Couples going through marriage preparation are in the midst of spending long hours planning the details of their wedding day, with “the dress, and the glitz and glitter,” said Krisanne Murphy, but she added, “There is a real life in a marriage,” and marriage preparation programs in the Archdiocese of Washington aim to address the practical, emotional, and spiritual needs of marriage.
By volunteering to speak during the marriage preparation course at St. Peter’s Parish in Washington, Krisanne and her husband, Jay, hope to remind the couples preparing for marriage that they are entering into a life-long covenant. By hearing from real married couples about how God is present in their marriages, in addition to hearing from priests, Jay said the class “makes God practical.”
When the Murphys were preparing for marriage, they felt a desire for more practical marriage advice given by real married couples. A few years later, they heard that the pastor of St. Peter’s in Washington was going to be starting a team teaching model with lay couples for marriage prep, and they were asked to participate. Given their own desire to hear from real, married couples about marriage, they agreed, and began by talking to couples one-on-one in their living room.
Over 10 years, the program has grown so much that they now speak to about 30-50 couples at a time. The marriage-prep course at St. Peter’s is spread out into four consecutive Saturdays, covering a variety of topics with time for couples to have both small group and one-on-one discussion. The Murphys give the first talk on the first Saturday of the four-week course, which runs three times a year.
The archdiocese now offers several options for marriage preparation, which cover the same content and are all taught by a combination of lay people and priests. Several parishes in the archdiocese offer weekly classes, and there is the option to do an intensive weekend course either at Our Lady of Bethesda Center for Family Development or on an Engaged Encounter Retreat. There is also a Spanish language option at St. John Neumann Parish in Gaithersburg. Couples are able to choose which format fits best with their own schedules and personalities.
Amidst a culture that values instant gratification and believes “if it doesn’t feel good then it must not be right,” the Murphys try to “meet couples where they’re at” to explain that conflict is a normal part of marriage, and they should embrace it as a form of growing together and getting to know each other better.
“Conflict is inherent in any kind of dynamic, growing relationship and it doesn’t mean it is a bad thing,” Jay said.
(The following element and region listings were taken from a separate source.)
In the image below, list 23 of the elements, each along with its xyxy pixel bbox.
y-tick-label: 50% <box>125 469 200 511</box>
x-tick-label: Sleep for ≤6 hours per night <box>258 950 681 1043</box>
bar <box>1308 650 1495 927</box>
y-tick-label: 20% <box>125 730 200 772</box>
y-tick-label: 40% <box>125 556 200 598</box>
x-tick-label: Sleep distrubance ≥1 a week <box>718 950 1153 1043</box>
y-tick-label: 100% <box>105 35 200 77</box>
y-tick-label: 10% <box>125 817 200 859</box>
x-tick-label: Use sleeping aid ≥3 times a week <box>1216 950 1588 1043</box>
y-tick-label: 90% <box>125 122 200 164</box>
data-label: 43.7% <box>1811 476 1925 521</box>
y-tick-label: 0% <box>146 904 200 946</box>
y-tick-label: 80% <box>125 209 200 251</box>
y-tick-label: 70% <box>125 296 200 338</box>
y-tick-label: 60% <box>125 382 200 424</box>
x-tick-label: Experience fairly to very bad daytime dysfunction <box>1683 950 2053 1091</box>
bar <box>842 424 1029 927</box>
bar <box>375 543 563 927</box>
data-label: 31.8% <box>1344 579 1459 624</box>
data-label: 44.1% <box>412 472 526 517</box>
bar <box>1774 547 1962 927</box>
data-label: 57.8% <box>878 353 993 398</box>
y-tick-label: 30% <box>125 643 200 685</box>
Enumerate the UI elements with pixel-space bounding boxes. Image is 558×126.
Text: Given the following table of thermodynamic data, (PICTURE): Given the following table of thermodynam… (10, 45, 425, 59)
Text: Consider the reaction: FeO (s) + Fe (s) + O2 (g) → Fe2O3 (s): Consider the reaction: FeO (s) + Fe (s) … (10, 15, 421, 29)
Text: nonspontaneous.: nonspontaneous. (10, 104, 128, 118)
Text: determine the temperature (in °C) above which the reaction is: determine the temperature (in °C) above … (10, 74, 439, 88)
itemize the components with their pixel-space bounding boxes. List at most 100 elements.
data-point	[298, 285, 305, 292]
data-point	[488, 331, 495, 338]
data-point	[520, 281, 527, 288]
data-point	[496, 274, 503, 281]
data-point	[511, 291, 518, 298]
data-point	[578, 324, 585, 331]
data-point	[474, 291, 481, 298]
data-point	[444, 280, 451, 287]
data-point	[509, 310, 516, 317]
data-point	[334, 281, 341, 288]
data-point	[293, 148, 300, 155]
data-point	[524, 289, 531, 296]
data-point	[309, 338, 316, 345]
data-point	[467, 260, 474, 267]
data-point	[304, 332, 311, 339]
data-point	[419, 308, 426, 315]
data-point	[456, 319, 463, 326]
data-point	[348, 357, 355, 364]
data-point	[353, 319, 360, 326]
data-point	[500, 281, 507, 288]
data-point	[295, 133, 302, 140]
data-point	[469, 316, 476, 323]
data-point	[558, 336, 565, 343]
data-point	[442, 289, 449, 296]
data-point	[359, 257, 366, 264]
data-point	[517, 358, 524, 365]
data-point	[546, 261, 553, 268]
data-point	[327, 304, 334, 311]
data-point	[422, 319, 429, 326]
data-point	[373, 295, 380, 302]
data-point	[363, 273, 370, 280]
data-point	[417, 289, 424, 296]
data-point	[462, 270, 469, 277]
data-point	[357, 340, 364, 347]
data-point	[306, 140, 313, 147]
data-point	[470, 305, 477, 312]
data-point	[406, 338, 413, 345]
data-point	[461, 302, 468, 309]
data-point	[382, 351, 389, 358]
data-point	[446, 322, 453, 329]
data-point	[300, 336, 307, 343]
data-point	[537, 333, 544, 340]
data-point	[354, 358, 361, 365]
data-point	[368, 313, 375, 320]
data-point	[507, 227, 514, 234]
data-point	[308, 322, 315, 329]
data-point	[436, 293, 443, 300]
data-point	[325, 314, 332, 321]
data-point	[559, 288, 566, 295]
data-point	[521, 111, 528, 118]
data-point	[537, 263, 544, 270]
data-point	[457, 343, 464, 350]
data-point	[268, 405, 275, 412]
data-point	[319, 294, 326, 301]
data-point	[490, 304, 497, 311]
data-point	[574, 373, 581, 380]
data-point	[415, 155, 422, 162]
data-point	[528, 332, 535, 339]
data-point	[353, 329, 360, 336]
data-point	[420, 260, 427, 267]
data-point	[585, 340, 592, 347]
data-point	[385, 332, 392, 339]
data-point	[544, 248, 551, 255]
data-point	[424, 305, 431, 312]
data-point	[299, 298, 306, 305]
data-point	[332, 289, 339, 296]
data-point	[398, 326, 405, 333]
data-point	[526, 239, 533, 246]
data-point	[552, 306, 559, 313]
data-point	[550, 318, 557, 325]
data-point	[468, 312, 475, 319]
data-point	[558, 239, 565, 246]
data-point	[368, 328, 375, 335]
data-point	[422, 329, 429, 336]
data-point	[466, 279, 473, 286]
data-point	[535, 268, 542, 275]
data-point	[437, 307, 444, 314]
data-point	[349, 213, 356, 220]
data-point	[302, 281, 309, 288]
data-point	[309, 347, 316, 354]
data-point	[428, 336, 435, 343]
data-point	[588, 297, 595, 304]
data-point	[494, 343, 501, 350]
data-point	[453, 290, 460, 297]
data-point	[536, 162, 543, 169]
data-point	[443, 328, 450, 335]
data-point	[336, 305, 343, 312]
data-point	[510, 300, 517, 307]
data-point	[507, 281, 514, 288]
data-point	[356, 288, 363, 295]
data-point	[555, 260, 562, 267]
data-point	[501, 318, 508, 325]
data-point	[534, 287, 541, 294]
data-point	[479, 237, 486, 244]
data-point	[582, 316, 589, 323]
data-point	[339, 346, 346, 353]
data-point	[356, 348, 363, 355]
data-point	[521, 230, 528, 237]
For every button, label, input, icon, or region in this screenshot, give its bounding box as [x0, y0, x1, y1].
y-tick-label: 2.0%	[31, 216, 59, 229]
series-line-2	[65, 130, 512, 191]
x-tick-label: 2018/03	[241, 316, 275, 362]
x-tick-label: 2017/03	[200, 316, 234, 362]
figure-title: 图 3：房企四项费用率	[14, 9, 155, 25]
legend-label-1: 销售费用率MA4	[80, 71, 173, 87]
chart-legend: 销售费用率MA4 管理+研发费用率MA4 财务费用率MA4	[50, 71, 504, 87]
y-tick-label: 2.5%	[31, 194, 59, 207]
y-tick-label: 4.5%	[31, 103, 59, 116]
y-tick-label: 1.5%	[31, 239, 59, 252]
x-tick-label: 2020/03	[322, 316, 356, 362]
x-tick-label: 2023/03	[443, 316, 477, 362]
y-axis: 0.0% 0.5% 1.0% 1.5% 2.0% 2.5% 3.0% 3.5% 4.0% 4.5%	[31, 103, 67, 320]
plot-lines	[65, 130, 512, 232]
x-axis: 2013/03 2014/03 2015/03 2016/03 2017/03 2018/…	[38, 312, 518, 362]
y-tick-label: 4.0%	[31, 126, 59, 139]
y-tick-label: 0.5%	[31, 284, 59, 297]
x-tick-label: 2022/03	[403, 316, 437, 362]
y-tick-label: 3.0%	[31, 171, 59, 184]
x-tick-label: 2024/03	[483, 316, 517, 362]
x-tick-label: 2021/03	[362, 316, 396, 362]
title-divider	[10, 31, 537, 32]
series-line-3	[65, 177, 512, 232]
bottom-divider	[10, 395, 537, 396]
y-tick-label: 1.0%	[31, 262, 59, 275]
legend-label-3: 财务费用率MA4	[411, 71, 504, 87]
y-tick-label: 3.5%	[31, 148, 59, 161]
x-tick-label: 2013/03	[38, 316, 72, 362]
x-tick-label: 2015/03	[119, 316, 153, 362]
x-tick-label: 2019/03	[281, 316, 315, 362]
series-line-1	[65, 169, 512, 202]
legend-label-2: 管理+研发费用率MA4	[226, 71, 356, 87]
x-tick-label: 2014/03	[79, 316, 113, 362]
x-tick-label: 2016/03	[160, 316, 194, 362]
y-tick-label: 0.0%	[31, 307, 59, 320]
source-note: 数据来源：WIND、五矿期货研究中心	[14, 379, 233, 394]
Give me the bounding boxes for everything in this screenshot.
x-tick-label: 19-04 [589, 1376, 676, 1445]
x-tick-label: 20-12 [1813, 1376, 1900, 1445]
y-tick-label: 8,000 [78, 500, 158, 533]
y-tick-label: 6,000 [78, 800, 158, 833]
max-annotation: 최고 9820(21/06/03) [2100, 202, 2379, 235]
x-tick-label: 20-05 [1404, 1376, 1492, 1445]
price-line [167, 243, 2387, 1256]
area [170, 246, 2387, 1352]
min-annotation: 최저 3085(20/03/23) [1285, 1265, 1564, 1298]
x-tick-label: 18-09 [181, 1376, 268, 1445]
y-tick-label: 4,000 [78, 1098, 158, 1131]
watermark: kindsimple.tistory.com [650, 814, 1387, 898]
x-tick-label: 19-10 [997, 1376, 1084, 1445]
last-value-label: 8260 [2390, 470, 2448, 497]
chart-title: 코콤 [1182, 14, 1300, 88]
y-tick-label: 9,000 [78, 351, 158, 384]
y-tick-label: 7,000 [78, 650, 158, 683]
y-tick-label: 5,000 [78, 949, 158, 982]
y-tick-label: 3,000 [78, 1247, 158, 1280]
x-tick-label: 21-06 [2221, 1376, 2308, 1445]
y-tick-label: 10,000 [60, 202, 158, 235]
While it doesn’t always feel like a couple is growing together while in the midst of the conflict, Jay said couples should remember, “God is with you in your marriage. He has ordained it, and He will see you through it.”
By turning away from conflict, “you are doing a disservice to your ministry of marriage,” Jay said. In order to navigate the conflict that they are encouraging the couples to embrace, the Murphys discuss the importance of communication, which they say provides them with a touchstone to evaluate how their own marriage is going along the way.
“We need that, I think, in our own marriage, so actually talking about it in front of a bunch of people who are about to enter into it helps us remember that in our own lives,” Jay added.
The Murphys think Catholic marriages are special because the couples are doing more than signing a contract. In most sacraments, the priest confers the sacrament upon the person receiving it, but during a wedding Mass, the couple is conferring the sacrament upon each other when they say their vows. In doing so, they are entering into a life-long covenant and vocation, where they are trying their best to make sure the other person gets to heaven.
“The ministry is all about growing together, dying to your self and emerging as one body in Christ together, and it makes tons of sense in that construct that your salvation is tied into one another,” Jay said.
The Murphys, who are parishioners at St. Peter’s along with their three children, see their participation in marriage preparation as a way of entering into the New Evangelization. Since not everyone getting married in the Catholic Church is a practicing Catholic, they have an opportunity to present the faith in a new way.
“Hopefully it is inviting enough, open enough, real and authentic enough that people… find it relevant and see it as a reason to come back to the Church. And for people who are not from the Catholic tradition, hopefully it is a welcome into the Catholic tradition,” Krisanne said. “And it is not all about getting Catholic converts…it is about expressing God’s love for us, God’s love for marriage and families and that special ministry. Hopefully it is attractive enough that people want some of that and it connects to a deeper longing in their heart along the way.”